Controlling `stated` initiated reboots
We need to have some way of temporarily putting nodes into an "always up" mode so that stated
will not try to reboot them at inopportune times, e.g., while the BIOS is being updated.
TL;DR:
Stated
was designed from the beginning to have a reboot "trigger" action that would allow it to reboot a node if it timed-out in a particular state. However, for the first 15 or so years, that particular action was commented out, it would just say that it was rebooting a node but not really doing it.

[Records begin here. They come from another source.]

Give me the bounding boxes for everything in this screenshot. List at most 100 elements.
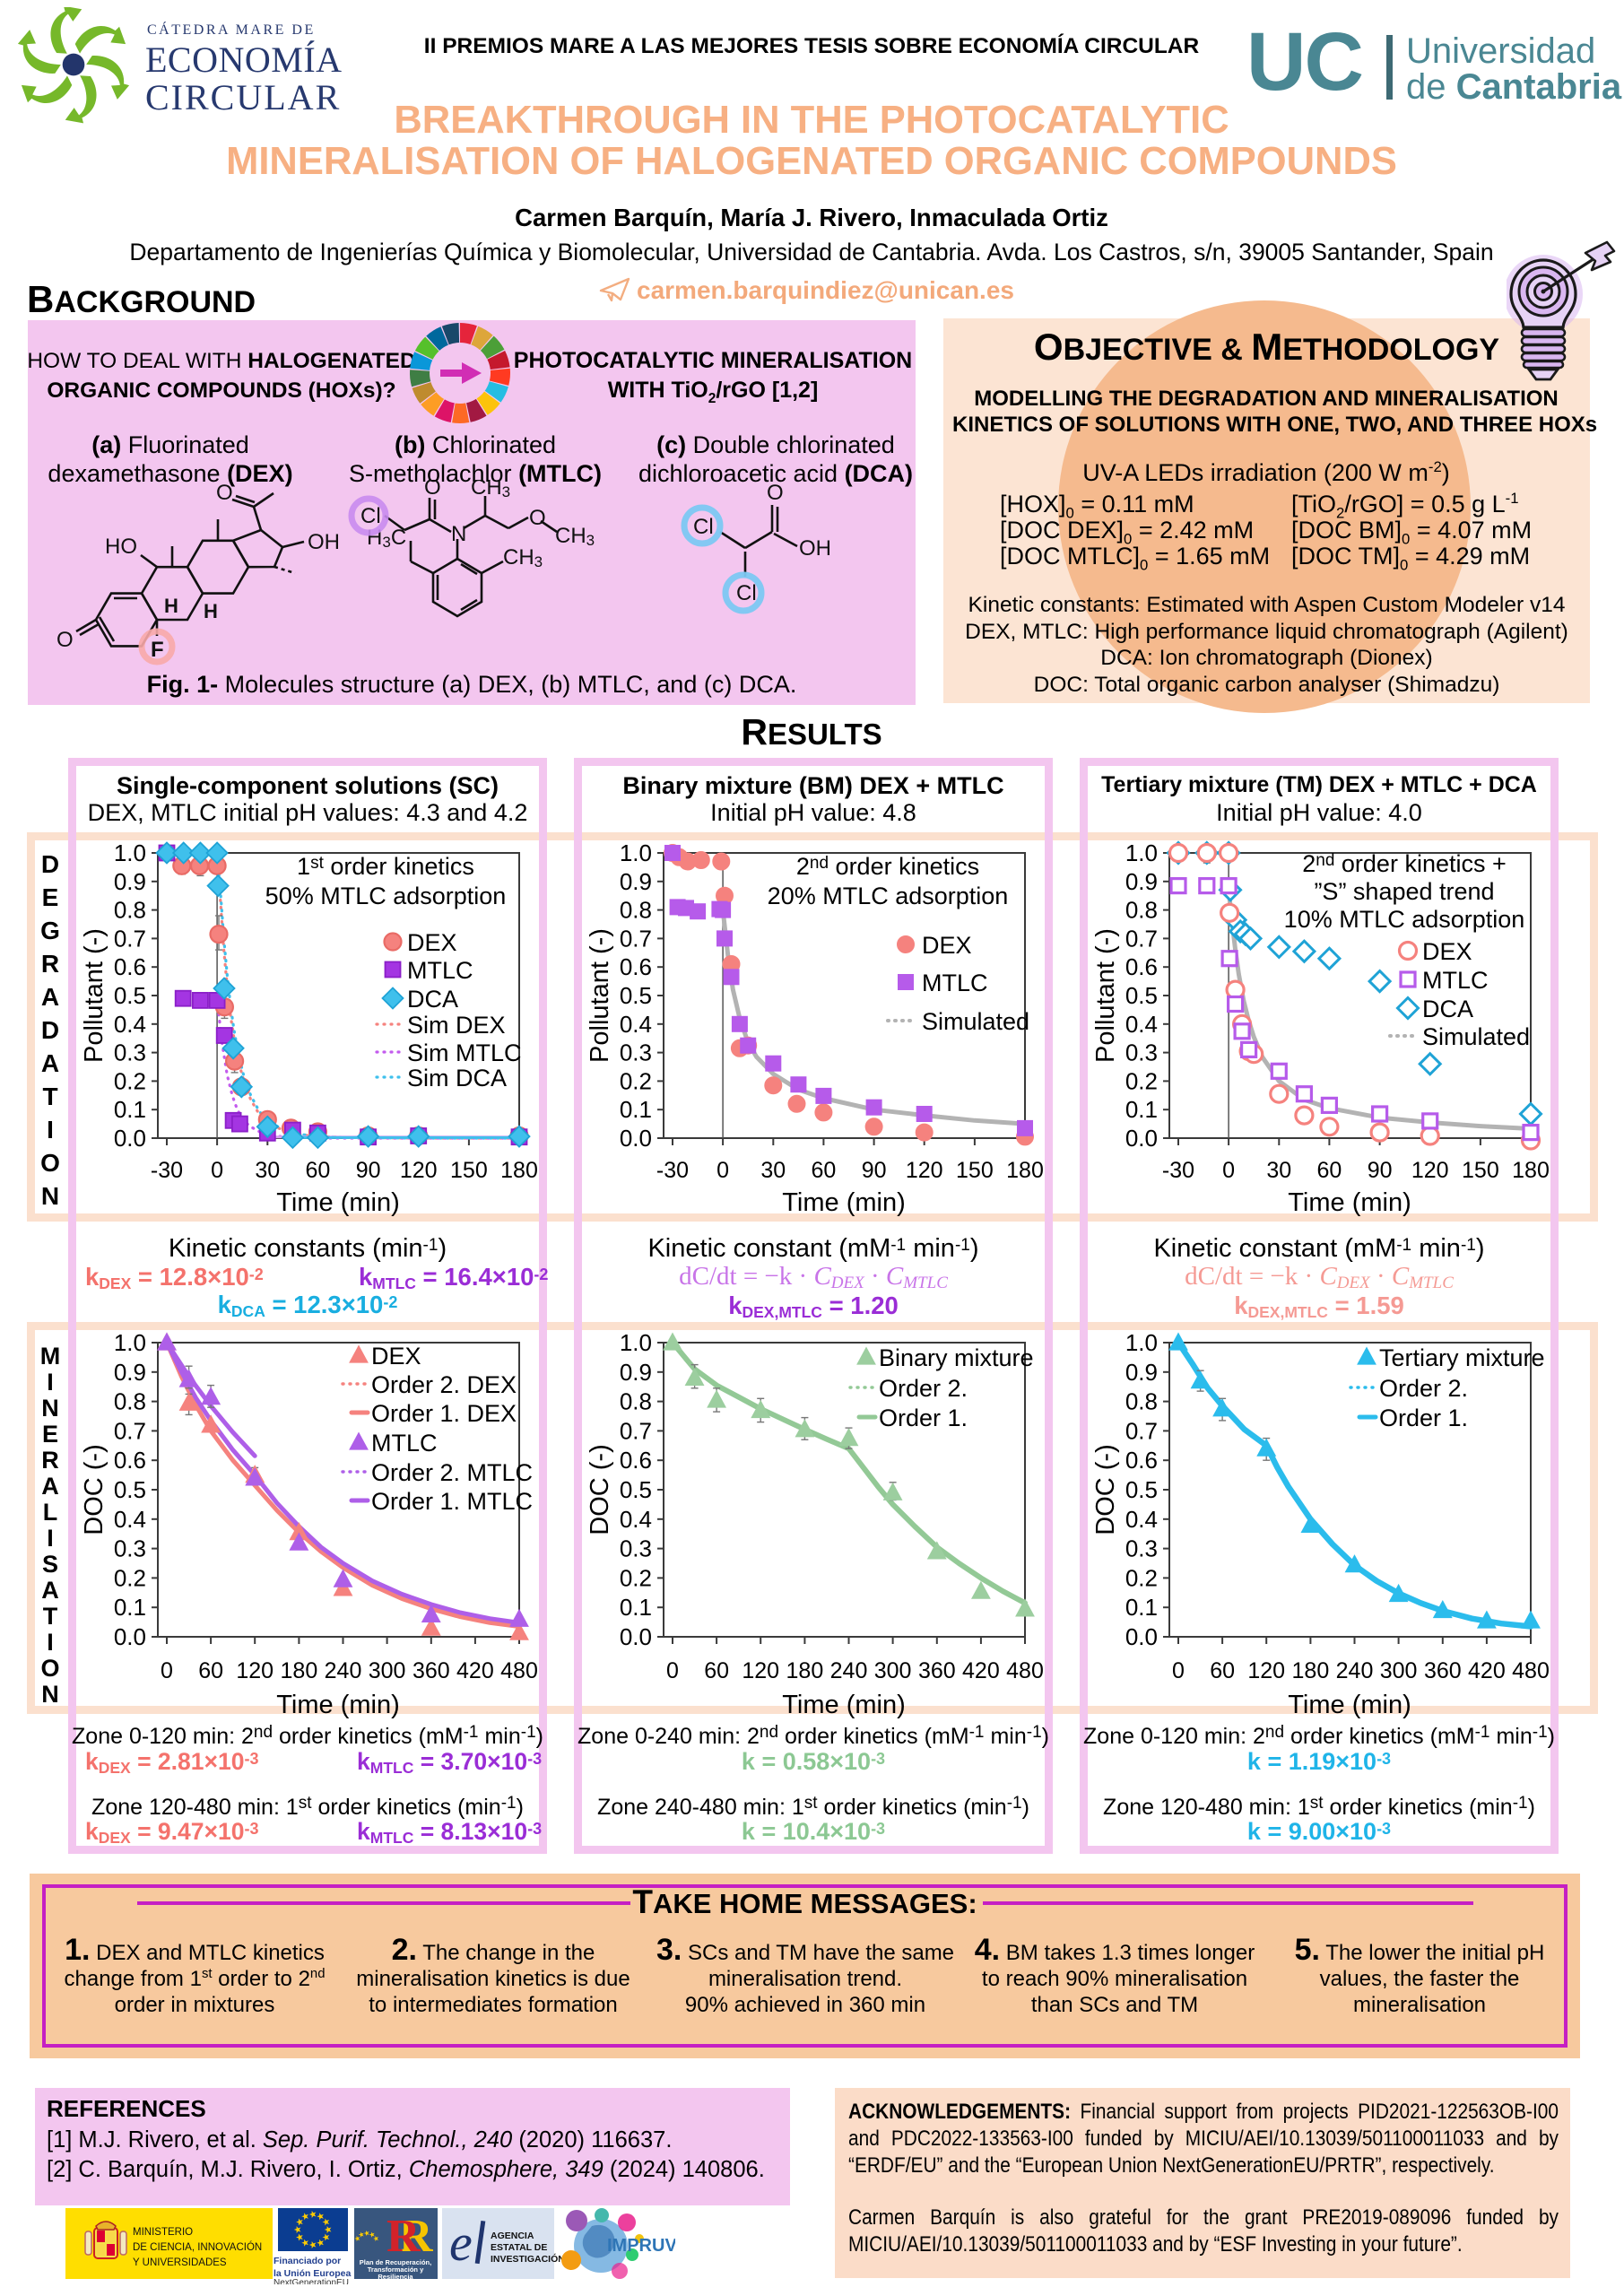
svg-text:30: 30 — [760, 1158, 786, 1183]
svg-text:0.1: 0.1 — [114, 1096, 146, 1123]
svg-text:0.6: 0.6 — [114, 1447, 146, 1474]
svg-text:480: 480 — [1006, 1658, 1044, 1683]
svg-text:e: e — [449, 2213, 473, 2272]
svg-text:MTLC: MTLC — [922, 970, 988, 996]
svg-text:kDEX = 12.8×10-2: kDEX = 12.8×10-2 — [85, 1263, 264, 1292]
svg-text:0.4: 0.4 — [1125, 1506, 1158, 1533]
svg-text:1.0: 1.0 — [620, 839, 652, 866]
svg-text:UC: UC — [1246, 22, 1362, 108]
svg-text:Sim DEX: Sim DEX — [407, 1012, 506, 1039]
svg-text:0.8: 0.8 — [114, 897, 146, 924]
svg-text:150: 150 — [1462, 1158, 1499, 1183]
svg-text:90: 90 — [862, 1158, 887, 1183]
svg-text:0: 0 — [211, 1158, 223, 1183]
svg-text:DEX: DEX — [407, 929, 457, 956]
svg-text:0.0: 0.0 — [114, 1623, 146, 1650]
svg-text:Time (min): Time (min) — [782, 1188, 905, 1217]
svg-text:Zone 120-480 min: 1st order ki: Zone 120-480 min: 1st order kinetics (mi… — [1103, 1794, 1535, 1820]
svg-text:MTLC: MTLC — [371, 1430, 438, 1457]
svg-text:30: 30 — [1266, 1158, 1291, 1183]
svg-text:Order 2.: Order 2. — [1379, 1375, 1468, 1402]
svg-text:Time (min): Time (min) — [1288, 1691, 1411, 1719]
svg-text:kDEX,MTLC = 1.59: kDEX,MTLC = 1.59 — [1234, 1292, 1404, 1321]
svg-text:0.4: 0.4 — [114, 1506, 146, 1533]
svg-text:0.1: 0.1 — [114, 1594, 146, 1621]
svg-text:0.7: 0.7 — [1125, 925, 1158, 952]
svg-text:0.5: 0.5 — [1125, 1476, 1158, 1503]
svg-text:0.3: 0.3 — [620, 1039, 652, 1066]
svg-text:Order 2. MTLC: Order 2. MTLC — [371, 1459, 533, 1486]
svg-text:Plan de Recuperación,: Plan de Recuperación, — [360, 2258, 431, 2266]
svg-text:-30: -30 — [151, 1158, 183, 1183]
svg-text:OH: OH — [799, 536, 831, 561]
svg-text:0.8: 0.8 — [1125, 897, 1158, 924]
svg-text:50% MTLC adsorption: 50% MTLC adsorption — [265, 883, 507, 909]
svg-text:dC/dt = −k · CDEX · CMTLC: dC/dt = −k · CDEX · CMTLC — [1185, 1262, 1454, 1292]
svg-text:Order 1.: Order 1. — [879, 1405, 968, 1431]
svg-text:0.6: 0.6 — [620, 1447, 652, 1474]
svg-text:0.5: 0.5 — [114, 1476, 146, 1503]
svg-text:0.9: 0.9 — [1125, 1359, 1158, 1386]
svg-text:F: F — [151, 638, 164, 662]
svg-text:0: 0 — [1172, 1658, 1185, 1683]
svg-text:0.7: 0.7 — [1125, 1417, 1158, 1444]
svg-text:0.6: 0.6 — [1125, 1447, 1158, 1474]
svg-text:DCA: DCA — [407, 986, 458, 1013]
svg-text:Zone 0-120 min: 2nd order kine: Zone 0-120 min: 2nd order kinetics (mM-1… — [72, 1723, 543, 1749]
svg-text:120: 120 — [742, 1658, 779, 1683]
svg-text:Zone 0-120 min: 2nd order kine: Zone 0-120 min: 2nd order kinetics (mM-1… — [1083, 1723, 1555, 1749]
svg-text:30: 30 — [255, 1158, 280, 1183]
svg-text:NextGenerationEU: NextGenerationEU — [274, 2278, 349, 2284]
svg-text:Zone 120-480 min: 1st order ki: Zone 120-480 min: 1st order kinetics (mi… — [91, 1794, 524, 1820]
svg-text:dC/dt = −k · CDEX · CMTLC: dC/dt = −k · CDEX · CMTLC — [679, 1262, 948, 1292]
svg-text:Order 1. DEX: Order 1. DEX — [371, 1400, 517, 1427]
svg-text:0.3: 0.3 — [620, 1535, 652, 1562]
svg-text:180: 180 — [1006, 1158, 1044, 1183]
svg-text:INVESTIGACIÓN: INVESTIGACIÓN — [491, 2253, 565, 2265]
svg-text:60: 60 — [198, 1658, 223, 1683]
svg-text:0.9: 0.9 — [114, 1359, 146, 1386]
svg-text:CÁTEDRA MARE DE: CÁTEDRA MARE DE — [147, 21, 316, 38]
svg-text:0.1: 0.1 — [1125, 1096, 1158, 1123]
svg-text:k = 9.00×10-3: k = 9.00×10-3 — [1247, 1818, 1391, 1845]
svg-text:Order 2. DEX: Order 2. DEX — [371, 1371, 517, 1398]
svg-text:-30: -30 — [656, 1158, 689, 1183]
svg-text:0.4: 0.4 — [114, 1011, 146, 1038]
svg-text:360: 360 — [918, 1658, 956, 1683]
svg-text:0.9: 0.9 — [1125, 868, 1158, 895]
svg-text:0: 0 — [716, 1158, 729, 1183]
svg-text:Sim DCA: Sim DCA — [407, 1065, 507, 1091]
svg-text:CH3: CH3 — [471, 480, 510, 500]
svg-text:0.3: 0.3 — [1125, 1535, 1158, 1562]
svg-text:DEX: DEX — [1422, 938, 1472, 965]
svg-text:10% MTLC adsorption: 10% MTLC adsorption — [1284, 906, 1525, 933]
svg-text:k = 10.4×10-3: k = 10.4×10-3 — [742, 1818, 885, 1845]
svg-text:0.3: 0.3 — [114, 1535, 146, 1562]
svg-text:1st order kinetics: 1st order kinetics — [297, 853, 474, 880]
svg-text:kMTLC = 8.13×10-3: kMTLC = 8.13×10-3 — [357, 1818, 542, 1847]
svg-text:DCA: DCA — [1422, 996, 1473, 1022]
svg-text:1.0: 1.0 — [620, 1329, 652, 1356]
svg-text:150: 150 — [450, 1158, 488, 1183]
svg-text:la Unión Europea: la Unión Europea — [274, 2268, 352, 2279]
svg-text:Universidad: Universidad — [1406, 31, 1595, 71]
svg-text:60: 60 — [811, 1158, 836, 1183]
svg-text:60: 60 — [1316, 1158, 1342, 1183]
svg-text:DOC (-): DOC (-) — [586, 1444, 614, 1535]
svg-text:0.6: 0.6 — [1125, 953, 1158, 980]
svg-text:Y UNIVERSIDADES: Y UNIVERSIDADES — [133, 2257, 227, 2268]
svg-text:180: 180 — [786, 1658, 824, 1683]
svg-text:420: 420 — [456, 1658, 494, 1683]
svg-text:0.7: 0.7 — [620, 1417, 652, 1444]
svg-text:0.9: 0.9 — [114, 868, 146, 895]
svg-text:Order 1. MTLC: Order 1. MTLC — [371, 1488, 533, 1515]
svg-text:R: R — [386, 2211, 421, 2262]
svg-text:0.4: 0.4 — [1125, 1011, 1158, 1038]
svg-text:Kinetic constant (mM-1 min-1): Kinetic constant (mM-1 min-1) — [647, 1234, 978, 1263]
svg-text:Binary mixture: Binary mixture — [879, 1344, 1034, 1371]
svg-text:0.4: 0.4 — [620, 1011, 652, 1038]
svg-text:CIRCULAR: CIRCULAR — [145, 77, 341, 117]
svg-text:Simulated: Simulated — [1422, 1023, 1530, 1050]
svg-text:90: 90 — [1368, 1158, 1393, 1183]
svg-text:0.1: 0.1 — [1125, 1594, 1158, 1621]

Enter @mike, who a year or so ago decided that stated
should walk-the-walk and stop being all talk and no action, and uncommented the reboot. For the most part this is a good thing, but if we have to boot a node into the BIOS for an extended period, or boot it from a dongle or CD with something that is not one of our images, then we can get into a state where stated
thinks the node is booting and starts the timer ticking for it to make progress. It will then proceed, at 10 minute or so intervals depending on the state, to reboot the node up to three times.
You can HUP stated
and have it re-read the DB, so it is possible to, say, manually change the DB to put a node into the ALWAYSUP op_mode. But HUPing stated
tends to bring a lot of skeletons out of the closet as it resets timers and starts monitoring old nodes (e.g., wireless nodes) that it had long ago given up on. This is mostly harmless and generally only results in email messages that bring back a feeling of nostalgia in the reader.